I told you that Frigate is the best file manager I know but it doesn’t mean that I think that it couldn’t be better.
Recently I wrote about the need for being consistent. Ironically, there’s another, opposite side to this story: it seems that usually people just stick with the tried ideas which makes for suboptimal progress in software.
The best place to observe that is in a category with lots of competition e.g. file manager, simple text editors or, to use a recent example, Wikis or RSS aggregators. It looks like the first entrants create such a strong precedent that the followers are usually content with copying them and adding just a few, relatively small features. I rarely see a radical improvements or a significant number of new features in any given applications.
They slowly grow as a whole because everyone copies other people’s features (which is good) but when I look at the difference between Frigate and Norton Commander I’m really disappointed by the progress in the state-of-the-art of file management apps in more than 10 years.
There’s probably more than one reason for that:
- writing software, in general, is hard
- there’s probably not much money in the “just another file manager” business (given the insane competition from free stuff (including Explorer built into Windows) and other file managers) so it’s probably fairly easy to whip up something that is comparable to existing stuff but much harder to justify investing into making it much better
I’ll make a claim that part of the problem is software designer’s mental block caused by existing implementations that are good enough. The solution to that problem? A conscious effort on finding and implementing new, useful features. (Here I have to note that Apple, with their iApps, is doing a good job by significantly improving upon tired (you would think) concepts like music player or chat.)
Here are my ideas for a few features that I haven’t seen in existing file managers.
Build a database of files. It’s not, by any means, a novel idea but I haven’t seen anyone doing it. The reason is that it makes it possible to improve some features. For example, finding files by name on a hard-drive is still painfully slow because scanning the file system of a large hard-drive is slow. If we had names and other vital properties indexed in a database it would be very fast (probably even possible to provide interactive performance). The same holds for calculating the size of a directory: it’s slow if you re-scan all files in a directory with lots of files. If we had this data pre-calculated, there’s no reason to have it always displayed. Of course, there are problems with this approach: you have re-scan the hard-drive periodically and you cannot guarantee being always in perfect sync with the hard-drive but those disadvantages are minor compared to what they enable.

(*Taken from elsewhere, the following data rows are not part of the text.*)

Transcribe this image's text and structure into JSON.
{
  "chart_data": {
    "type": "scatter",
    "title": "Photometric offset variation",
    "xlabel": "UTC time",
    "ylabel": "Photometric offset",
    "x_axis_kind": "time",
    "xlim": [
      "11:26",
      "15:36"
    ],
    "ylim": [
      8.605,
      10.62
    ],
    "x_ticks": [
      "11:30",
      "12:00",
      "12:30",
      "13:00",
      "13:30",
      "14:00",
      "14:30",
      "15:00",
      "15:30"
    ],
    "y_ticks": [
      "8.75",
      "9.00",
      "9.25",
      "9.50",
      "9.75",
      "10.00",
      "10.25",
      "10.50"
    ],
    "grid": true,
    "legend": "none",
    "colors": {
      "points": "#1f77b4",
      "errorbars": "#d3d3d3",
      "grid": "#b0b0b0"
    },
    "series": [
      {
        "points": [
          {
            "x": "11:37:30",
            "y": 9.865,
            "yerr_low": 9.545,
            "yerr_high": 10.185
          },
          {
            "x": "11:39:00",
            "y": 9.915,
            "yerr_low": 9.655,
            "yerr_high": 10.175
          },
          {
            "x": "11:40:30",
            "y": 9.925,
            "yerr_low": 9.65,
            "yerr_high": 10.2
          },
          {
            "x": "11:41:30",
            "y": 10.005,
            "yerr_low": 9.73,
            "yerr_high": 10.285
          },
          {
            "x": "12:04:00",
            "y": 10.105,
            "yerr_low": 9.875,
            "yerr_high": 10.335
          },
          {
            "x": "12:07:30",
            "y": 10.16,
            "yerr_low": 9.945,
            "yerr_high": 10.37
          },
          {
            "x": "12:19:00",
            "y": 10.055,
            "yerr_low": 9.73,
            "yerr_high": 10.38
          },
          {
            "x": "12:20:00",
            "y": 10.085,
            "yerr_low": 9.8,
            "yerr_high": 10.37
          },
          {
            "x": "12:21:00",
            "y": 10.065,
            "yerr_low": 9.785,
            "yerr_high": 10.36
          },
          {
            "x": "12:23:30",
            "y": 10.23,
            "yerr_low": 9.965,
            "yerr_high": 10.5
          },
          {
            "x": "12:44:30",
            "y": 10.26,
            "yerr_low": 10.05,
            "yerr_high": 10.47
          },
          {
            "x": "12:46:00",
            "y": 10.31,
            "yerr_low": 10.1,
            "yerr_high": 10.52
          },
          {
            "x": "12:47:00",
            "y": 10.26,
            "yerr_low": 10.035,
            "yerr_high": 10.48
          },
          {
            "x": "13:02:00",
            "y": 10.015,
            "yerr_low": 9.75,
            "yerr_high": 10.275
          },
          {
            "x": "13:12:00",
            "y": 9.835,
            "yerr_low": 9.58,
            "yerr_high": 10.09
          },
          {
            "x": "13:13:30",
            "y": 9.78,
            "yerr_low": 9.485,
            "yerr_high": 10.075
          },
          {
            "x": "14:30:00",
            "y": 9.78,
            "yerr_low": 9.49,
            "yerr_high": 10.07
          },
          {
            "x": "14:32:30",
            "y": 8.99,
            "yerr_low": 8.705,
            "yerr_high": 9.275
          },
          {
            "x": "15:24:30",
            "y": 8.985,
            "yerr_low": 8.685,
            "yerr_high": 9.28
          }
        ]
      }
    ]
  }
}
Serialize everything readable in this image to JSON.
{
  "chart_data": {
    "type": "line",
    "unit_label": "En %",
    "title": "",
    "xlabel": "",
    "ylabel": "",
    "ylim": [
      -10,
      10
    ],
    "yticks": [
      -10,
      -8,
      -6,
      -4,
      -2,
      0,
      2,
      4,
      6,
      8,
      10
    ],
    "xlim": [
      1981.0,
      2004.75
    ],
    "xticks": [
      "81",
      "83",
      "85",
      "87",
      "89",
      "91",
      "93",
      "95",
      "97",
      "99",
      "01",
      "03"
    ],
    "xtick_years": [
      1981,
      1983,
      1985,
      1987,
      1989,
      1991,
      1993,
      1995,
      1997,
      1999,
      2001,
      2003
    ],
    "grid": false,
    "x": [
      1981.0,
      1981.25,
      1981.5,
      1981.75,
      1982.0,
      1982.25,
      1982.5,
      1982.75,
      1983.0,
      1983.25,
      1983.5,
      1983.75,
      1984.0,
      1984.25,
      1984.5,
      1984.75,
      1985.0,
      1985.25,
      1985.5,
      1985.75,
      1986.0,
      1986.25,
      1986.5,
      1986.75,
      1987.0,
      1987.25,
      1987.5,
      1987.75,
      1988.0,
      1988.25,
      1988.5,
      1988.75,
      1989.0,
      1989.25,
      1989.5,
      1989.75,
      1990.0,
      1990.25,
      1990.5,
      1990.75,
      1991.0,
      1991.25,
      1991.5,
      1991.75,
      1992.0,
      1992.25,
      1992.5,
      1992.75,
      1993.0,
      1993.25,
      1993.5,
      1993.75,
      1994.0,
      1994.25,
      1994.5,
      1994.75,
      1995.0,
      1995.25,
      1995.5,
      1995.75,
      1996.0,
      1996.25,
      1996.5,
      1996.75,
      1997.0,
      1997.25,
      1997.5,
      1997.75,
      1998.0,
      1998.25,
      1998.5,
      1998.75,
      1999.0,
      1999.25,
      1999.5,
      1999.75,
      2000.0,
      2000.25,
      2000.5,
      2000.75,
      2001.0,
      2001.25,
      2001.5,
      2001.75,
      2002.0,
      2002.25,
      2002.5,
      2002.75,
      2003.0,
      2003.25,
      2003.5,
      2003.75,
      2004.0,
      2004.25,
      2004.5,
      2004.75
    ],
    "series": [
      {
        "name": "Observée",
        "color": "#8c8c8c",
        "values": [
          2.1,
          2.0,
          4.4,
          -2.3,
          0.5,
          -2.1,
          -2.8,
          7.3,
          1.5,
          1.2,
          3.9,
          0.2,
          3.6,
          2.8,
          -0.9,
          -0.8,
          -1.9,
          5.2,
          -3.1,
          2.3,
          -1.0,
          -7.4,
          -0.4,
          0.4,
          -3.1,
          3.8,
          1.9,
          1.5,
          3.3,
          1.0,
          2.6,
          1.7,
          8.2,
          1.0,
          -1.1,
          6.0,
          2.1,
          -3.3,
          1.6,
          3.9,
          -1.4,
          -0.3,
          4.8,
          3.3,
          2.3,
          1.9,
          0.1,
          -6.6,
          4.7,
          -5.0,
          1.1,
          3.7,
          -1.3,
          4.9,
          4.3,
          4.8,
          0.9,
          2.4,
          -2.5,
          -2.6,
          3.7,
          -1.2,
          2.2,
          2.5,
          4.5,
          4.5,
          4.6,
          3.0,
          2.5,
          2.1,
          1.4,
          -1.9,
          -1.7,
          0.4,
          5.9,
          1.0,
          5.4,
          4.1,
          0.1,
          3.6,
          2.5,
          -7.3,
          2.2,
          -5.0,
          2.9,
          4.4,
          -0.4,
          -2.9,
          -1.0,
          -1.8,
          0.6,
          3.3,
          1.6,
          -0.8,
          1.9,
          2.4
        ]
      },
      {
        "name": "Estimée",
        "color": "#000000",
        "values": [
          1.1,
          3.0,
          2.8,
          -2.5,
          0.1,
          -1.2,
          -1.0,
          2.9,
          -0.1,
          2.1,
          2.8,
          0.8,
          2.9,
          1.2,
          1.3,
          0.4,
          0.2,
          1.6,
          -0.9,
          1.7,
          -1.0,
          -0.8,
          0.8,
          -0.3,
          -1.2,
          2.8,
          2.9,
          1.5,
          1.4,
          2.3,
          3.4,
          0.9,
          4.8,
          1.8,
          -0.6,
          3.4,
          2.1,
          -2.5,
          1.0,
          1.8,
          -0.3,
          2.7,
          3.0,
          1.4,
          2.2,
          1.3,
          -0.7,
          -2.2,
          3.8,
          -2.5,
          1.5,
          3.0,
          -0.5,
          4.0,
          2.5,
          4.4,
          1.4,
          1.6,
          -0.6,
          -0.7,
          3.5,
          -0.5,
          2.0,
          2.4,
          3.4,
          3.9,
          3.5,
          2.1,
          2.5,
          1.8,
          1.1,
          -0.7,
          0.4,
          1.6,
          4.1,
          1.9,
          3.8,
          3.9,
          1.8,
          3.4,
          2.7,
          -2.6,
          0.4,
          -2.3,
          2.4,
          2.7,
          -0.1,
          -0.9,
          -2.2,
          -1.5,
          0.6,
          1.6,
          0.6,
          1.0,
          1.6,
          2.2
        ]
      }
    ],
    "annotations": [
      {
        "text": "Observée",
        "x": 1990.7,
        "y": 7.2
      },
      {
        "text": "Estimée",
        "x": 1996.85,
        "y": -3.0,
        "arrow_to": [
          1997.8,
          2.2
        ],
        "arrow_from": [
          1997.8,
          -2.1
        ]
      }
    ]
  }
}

Virtual folders. In a way virtual folders are already in: most file managers enable you too treat a zip file as a directory but I want more. Once we have file names, their sizes and other important meta-data in a database, why shouldn’t I be able to create virtual folder that shows the files matching an arbitrary SQL query. That’s ultimate flexibility. How would it be useful? For example I frequently view PDF files, create text files or Excel spreadsheets, view Word files, PowerPoint files etc. The files are never in the same directory so when I want to switch from within Adobe Acrobat Reader between a currently viewed PDF files in my d:downloads directory to a PDF file in “My Documents” directory I have some folder navigation to do. Annoying if you do it often. Applications usually try to make my life easier by providing a list of a few recently used documents but those are application-specific fixes and I usually find myself accessing more documents than the length of this list. If I had my imaginary friend I could create a virtual folder with 10 (or 20 or whatever is the appropriate limit for me) recently accessed Excel spreadsheets or Word documents or PDF documents. Or I could have one folder for all those types of documents. Or I could have a folder with manually maintained list of files that I access most frequently (program could even help me choose which files are those by watching which files I access most frequently). Or I could have a virtual folder than only shows jpeg files from all my hard-drives. I could view the files in this folder in a traditional, hierarchical view or as a flat list. I could also sort them as in a regular folder i.e. by name or data. Or I could search for files matching given name but only restricted to the folder with jpeg files. And it all would be fast. Think how easy would it be to browse through my collection of digital photos, how easy would it be to find recently taken pictures.
Integrated ssh/sftp. It’s the Internet era, god damn it. I’ve seen ftp integration but not ssh/sftp (there’s WinSCP, which is mostly about ssh but it’s a lousy file manager - I want first-class file manager with first-class support for ssh).
Break out with 2-pane tradition. Here I’m not convinced that it’s even a good idea but it’s certainly something that could be tried. Why do we usually have 2+ panes: because that’s makes it easy to move files between directories (we see both the files we selected in the source directory and the destination directory). Explorer has only one pane and you can copy files by selecting them in source directory, doing Ctrl-C, navigating to destination directory and doing Ctrl-V. Possible but inferior to the 2-pane way because we might loose track of what is it that we’re copying and it’s not possible to select files from multiple directories at once. Can we improve upon that? Imagine that we only have one pane but it gets split vertically when you select files. The bottom shows currently selected files (you unselect files by removing them from that bottom view). This allows us to select files from multiple directories at once, we always know what files are selected and to copy/move files to a different directory we just navigate there and press F5/F6. We could improve upon that by adding tabs so we can easily navigate between frequently accessed folders (the bottom view with selected files wouldn’t change).